Attualità

Il tema. Il disagio mentale si combatte anche con l'amore

Paolo Guiducci martedì 20 agosto 2024

Tante persone agli stand del Meeting

Secondo Norberto Bobbio, la legge 180 che nel 1978 impose la chiusura dei manicomi e istituì i servizi mentali pubblici, è stata l’unica vera riforma compiuta dallo Stato italiano. Una provocazione, forse, quella del grande giurista, ma è indubbio che quella “rivoluzione” restituì cittadinanza a migliaia di persone che ne erano state totalmente private. Riconoscimento della dignità della persona, condivisione e apertura furono tre elementi di quella rivoluzione. Ma oggi, nell’Italia il cui 15% della popolazione soffre nel corso dell’anno di disagi psichici, cosa è rimasto di quell’evento rivoluzionario? E come ci si può rapportare di fronte alla sofferenza mentale e al disagio psichico?
«L’esperienza della sofferenza necessita di qualcuno che condivida.
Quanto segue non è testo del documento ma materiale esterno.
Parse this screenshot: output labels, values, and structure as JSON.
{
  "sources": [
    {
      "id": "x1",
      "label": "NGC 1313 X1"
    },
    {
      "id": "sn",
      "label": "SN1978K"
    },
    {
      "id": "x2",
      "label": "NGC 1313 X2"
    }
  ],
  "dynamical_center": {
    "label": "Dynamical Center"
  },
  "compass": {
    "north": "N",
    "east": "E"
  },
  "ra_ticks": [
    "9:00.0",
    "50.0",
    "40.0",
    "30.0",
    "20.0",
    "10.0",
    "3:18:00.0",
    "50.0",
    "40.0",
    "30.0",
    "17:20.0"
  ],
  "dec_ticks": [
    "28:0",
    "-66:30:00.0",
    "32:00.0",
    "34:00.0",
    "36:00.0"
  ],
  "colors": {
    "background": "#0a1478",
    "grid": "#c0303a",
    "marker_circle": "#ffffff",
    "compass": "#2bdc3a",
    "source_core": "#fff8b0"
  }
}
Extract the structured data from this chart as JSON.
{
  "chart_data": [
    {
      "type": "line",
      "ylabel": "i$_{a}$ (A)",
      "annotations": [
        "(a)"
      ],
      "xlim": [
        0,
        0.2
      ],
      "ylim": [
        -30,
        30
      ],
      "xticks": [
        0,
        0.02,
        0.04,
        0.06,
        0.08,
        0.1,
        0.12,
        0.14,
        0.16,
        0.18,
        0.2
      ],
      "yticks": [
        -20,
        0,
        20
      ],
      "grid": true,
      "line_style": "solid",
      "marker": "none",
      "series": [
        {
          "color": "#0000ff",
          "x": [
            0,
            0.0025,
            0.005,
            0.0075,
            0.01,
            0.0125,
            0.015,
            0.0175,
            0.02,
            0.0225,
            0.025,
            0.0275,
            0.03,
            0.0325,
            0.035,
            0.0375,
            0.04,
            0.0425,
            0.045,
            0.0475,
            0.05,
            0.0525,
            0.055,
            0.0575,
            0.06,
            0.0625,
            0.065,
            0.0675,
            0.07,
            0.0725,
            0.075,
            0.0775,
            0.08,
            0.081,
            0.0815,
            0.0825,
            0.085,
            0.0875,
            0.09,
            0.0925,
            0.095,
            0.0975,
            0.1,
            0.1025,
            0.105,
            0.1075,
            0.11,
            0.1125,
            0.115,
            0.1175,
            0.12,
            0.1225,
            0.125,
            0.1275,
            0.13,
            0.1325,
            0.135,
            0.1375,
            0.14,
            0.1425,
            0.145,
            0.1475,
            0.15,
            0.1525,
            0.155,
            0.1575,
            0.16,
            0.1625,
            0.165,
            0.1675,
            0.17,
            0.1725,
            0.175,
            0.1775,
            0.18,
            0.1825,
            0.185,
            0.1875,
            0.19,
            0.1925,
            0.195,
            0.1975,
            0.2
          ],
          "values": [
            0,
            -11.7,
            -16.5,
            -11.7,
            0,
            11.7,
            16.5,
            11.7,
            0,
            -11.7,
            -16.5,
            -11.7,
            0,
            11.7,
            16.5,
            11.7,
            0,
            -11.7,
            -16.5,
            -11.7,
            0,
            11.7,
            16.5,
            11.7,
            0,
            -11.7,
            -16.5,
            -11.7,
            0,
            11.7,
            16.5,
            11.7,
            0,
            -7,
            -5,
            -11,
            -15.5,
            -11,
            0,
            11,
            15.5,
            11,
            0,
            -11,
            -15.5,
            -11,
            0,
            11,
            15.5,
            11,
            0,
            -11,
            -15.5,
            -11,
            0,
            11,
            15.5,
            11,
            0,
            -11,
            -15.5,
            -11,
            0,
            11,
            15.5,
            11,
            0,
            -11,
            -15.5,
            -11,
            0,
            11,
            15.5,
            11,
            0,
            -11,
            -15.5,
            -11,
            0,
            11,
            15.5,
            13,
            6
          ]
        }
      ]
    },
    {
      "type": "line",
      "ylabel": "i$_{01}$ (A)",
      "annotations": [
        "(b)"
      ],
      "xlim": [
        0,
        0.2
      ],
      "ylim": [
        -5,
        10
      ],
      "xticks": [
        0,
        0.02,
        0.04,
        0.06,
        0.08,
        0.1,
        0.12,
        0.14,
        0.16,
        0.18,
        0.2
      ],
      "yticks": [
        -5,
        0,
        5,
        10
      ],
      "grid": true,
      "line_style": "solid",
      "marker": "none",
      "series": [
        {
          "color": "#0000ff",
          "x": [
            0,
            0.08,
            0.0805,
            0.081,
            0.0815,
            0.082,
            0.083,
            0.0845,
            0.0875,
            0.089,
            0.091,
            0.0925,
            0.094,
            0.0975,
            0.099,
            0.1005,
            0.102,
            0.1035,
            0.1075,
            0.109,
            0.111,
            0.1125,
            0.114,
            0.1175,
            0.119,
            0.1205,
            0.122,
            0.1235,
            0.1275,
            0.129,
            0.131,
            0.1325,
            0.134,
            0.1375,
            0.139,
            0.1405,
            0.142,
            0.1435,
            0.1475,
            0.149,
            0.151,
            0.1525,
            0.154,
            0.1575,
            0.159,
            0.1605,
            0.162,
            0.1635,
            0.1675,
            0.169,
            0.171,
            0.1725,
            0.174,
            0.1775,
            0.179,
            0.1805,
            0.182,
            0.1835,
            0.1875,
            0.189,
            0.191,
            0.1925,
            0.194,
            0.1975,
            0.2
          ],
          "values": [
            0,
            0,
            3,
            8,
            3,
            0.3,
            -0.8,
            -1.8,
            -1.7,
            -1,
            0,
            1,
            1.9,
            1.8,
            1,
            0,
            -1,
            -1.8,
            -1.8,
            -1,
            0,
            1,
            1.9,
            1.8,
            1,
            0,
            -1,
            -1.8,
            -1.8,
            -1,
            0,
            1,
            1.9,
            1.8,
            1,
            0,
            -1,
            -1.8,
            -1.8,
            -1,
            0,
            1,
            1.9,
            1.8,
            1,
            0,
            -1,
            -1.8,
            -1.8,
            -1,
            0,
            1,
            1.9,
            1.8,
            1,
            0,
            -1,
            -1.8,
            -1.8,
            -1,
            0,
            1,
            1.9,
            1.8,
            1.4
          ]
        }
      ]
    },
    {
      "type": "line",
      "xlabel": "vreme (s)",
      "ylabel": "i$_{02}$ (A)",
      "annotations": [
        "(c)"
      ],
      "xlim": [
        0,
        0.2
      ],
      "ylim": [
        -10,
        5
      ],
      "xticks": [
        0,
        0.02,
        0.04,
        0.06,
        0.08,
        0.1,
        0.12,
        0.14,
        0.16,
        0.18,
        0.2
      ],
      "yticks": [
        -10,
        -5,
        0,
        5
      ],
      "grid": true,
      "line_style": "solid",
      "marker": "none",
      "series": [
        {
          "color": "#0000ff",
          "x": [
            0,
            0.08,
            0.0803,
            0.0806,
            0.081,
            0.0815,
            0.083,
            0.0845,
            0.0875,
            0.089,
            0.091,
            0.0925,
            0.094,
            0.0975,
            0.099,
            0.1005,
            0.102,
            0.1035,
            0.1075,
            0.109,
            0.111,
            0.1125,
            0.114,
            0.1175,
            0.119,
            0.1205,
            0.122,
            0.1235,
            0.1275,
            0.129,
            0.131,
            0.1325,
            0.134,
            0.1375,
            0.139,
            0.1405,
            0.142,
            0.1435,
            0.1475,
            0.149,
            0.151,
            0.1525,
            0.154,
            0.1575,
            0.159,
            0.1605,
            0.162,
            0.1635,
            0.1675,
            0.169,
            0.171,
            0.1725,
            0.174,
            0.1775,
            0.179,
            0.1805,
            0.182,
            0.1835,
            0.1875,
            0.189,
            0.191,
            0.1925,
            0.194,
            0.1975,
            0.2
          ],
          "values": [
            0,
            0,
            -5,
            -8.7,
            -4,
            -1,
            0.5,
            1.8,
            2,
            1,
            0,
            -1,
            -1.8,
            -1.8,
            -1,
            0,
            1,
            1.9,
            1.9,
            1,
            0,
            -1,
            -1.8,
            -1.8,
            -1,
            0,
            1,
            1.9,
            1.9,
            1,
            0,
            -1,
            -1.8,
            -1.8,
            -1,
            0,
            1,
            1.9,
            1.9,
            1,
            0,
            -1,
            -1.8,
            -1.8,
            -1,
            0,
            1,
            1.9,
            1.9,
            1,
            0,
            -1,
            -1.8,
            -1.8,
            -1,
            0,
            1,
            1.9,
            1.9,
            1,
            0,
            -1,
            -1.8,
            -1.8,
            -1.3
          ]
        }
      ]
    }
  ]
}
Sono necessari servizi basati sulla comunità, non solo servizi clinici ma reti che permettano alle persone di vivere una vita dignitosa». Devora Kestel, direttrice del dipartimento di Salute mentale e abuso di sostanze all’Oms di Ginevra, non ha dubbi: «occorre riconoscere e valorizzare la salute mentale, gli ambienti vanno trasformati, riducendo i rischi e aumentando di contro le opportunità» ma è fondamentale proseguire sulla strada del cambiamento intrapresa con la legge 180, contrastando come comunità la violazione dei diritti umani.
La Kestello lo ha ribadito nel corso dell’incontro “Disagio mentale e compassione” che il Meeting di Rimini ha indetto a 100 anni dalla nascita dello psichiatra e neurologo Franco Basaglia che della legge 180 fu artefice. «L’Italia continua ad essere un caso unico nel campo della salute mentale pubblica, - fa notare Fabrizio Starace, presidente Società Italiana di Epidemiologia Psichiatrica – perché in altri Paesi continuano a sopravvivere concentrazioni pubbliche di persone con sofferenza mentale e disagio psichico». Comunità, prossimità e assistenza domiciliare sono parole che 40 anni suonavano “strano” mentre oggi sono le colonne portanti della riforma dell’assistenza domiciliare. Lo “sguardo” italiano sul disagio mentale continua ad essere originale. Ma non senza contraddizioni, di natura culturale, economica ed umana. Il blocco delle assunzioni che i vari governi ripropongono dal 2010. I 31.000 addetti di allora oggi sono diminuiti di un migliaio di unità, ma – attacca Starace – a fronte di un’utenza che è quasi triplicata. «È necessario incrementare il 3,5% di finanziamento destinato alla salute mentale»: nei Paesi del G7 questa quota sfiora il 10%. Secondo le stime dell’Ocse, il costo dei problemi diretti e indiretti “causati” dalla salute mentale è pari al 4% del Pil, «in Italia investiamo appena un ventesimo di quel che ci costa».
«Basaglia accompagnò l’innovativo pensiero teorico con la messa in pratica delle sue idee» ha ricordato a Rimini Michele Zanetti, già presidente della Provincia di Trieste e promotore proprio insieme a Basaglia della legge 180. Un esempio? Il malato più grave del manicomio di Trieste era un uomo legato al letto che riusciva con le sole dita ad estrarre le molle del materasso e ad ingoiarle, rendendo necessario il ricovero. «Dopo la cura Basaglia, divenne il responsabile del bar interno dell’ospedale».
Per Gigi De Palo, direttore generale Fondazione Angelini, «non basta essere curati, è fondamentale essere amati». Il bisogno di una pazienza, di una vicinanza e di una attenzione, che ritroviamo nelle nuove pratiche di intervento, nella programmazione condivisa tra utenti, famigliari ed operatori del disagio mentale, si può tradurre in una parola: compassione. «Lungi dall’essere una formula retorica, un sentimento vago o un pietismo da quattro soldi, la compassione è uno sguardo che irrompe e scompagina nella vita». De Palo è consapevole però che questo sguardo non è frutto di pugni chiusi e autodeterminazione ma è un dono. «Se sei stato abbracciato, accolto e guardato diversamente da tutti gli altri, è allora che può nascere questo sguardo. Potenzialmente lo possiamo avere tutti». E può irrorare un progetto di salute mentale inclusivo, dignitoso ed intessuto di diritti irrinunciabili.